Stanley, the islands' capital, is found on East Falkland. The village is filled with charm and character; some of the area's homes are pieced together by salvaged wood from shipwrecks. The Government House is located in Stanley and home to the London-appointed governor. The town, however, did not gain its political position through seniority. The oldest settlement on the island is actually Port Louis, located about 20 miles northwest of Stanley. It contains the island's oldest buildings, a great visit for any amateur or studied historian during their Antarctica travels.
Volunteer Beach, located east of Port Louis, is home to 150 breeding pairs of penguins. Fur seals and elephant seals can also be seen in the distance. East Falkland contains the most extensive road network in the area. Travel between locations can be done by car or an adventurous day-long trek.
This small island is less than a mile wide, but if filled with wildlife.
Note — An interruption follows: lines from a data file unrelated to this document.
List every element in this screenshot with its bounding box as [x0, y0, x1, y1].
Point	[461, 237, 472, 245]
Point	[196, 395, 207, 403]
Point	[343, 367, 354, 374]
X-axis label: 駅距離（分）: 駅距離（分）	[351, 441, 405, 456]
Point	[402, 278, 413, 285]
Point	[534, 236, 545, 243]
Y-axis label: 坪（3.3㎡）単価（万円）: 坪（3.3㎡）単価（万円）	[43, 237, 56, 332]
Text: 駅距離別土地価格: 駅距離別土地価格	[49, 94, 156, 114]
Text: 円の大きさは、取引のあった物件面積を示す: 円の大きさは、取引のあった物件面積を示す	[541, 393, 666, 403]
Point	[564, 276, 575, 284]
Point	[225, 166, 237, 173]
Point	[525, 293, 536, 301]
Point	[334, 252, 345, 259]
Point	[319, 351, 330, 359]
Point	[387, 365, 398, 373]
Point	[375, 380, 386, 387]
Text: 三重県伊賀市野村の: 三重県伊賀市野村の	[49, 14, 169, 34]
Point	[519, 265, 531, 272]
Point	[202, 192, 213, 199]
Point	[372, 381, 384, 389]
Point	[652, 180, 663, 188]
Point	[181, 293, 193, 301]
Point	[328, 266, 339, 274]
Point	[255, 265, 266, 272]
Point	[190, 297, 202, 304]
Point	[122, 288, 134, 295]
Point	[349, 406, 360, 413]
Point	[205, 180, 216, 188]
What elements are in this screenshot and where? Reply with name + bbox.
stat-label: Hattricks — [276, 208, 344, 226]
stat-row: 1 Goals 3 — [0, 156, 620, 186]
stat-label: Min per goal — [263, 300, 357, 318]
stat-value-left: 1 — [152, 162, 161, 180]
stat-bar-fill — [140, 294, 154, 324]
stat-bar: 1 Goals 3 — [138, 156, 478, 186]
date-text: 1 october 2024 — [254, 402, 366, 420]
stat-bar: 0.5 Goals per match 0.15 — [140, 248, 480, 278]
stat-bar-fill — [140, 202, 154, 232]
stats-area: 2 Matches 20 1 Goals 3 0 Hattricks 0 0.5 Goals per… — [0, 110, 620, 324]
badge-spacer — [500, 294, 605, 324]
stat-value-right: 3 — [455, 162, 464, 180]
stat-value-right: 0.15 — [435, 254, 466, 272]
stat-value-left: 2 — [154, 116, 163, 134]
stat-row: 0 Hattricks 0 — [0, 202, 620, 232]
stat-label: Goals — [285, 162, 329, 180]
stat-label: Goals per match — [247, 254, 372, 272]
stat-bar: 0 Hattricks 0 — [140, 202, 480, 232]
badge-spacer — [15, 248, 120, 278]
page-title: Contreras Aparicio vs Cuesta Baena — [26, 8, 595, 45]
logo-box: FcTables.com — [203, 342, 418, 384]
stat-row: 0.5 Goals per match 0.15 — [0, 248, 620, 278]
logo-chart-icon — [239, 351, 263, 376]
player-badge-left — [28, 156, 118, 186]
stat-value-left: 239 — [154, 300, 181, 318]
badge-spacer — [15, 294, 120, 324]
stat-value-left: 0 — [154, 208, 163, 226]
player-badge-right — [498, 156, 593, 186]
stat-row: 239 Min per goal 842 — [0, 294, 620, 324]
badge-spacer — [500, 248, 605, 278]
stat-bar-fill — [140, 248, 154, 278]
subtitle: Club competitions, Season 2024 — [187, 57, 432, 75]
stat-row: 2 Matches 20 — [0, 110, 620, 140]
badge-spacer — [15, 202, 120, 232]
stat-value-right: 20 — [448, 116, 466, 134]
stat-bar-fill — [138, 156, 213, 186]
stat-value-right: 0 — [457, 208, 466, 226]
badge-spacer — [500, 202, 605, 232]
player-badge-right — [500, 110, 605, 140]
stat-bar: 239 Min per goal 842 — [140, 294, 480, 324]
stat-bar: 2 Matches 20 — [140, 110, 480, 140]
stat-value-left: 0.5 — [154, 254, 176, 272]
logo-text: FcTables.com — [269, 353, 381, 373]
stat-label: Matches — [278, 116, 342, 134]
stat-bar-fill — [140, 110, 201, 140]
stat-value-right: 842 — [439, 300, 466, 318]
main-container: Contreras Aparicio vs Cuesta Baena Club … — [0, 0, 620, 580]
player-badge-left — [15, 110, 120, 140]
Hundreds of elephant seals crowd the beaches, while sea lions find places to bask on upper ridges of the southern coast. Over five species of penguins find room to nest on Sea Lion. The island also has one of the only working Falkland farms, sporting native tussock grass. Wildlife zealots should not miss a trip to this region.
Comparable in size with East Falkland, the West contains only one substantial road. The island is scattered with farmland, the oldest is found at Port Howard. About 40 people share the farm with 42,000 sheep and 800 cattle. West Falkland's main temptation is its wildlife viewing. Before making the hike to the site seeing locations, make sure to ask the local farmer's permission to cross their land. The trek to the southwestern end is worth it. The coastline is covered in thousands of rockhoppers and a number of other seabirds. Groups of gentoo penguins can also be seen in West Falkland.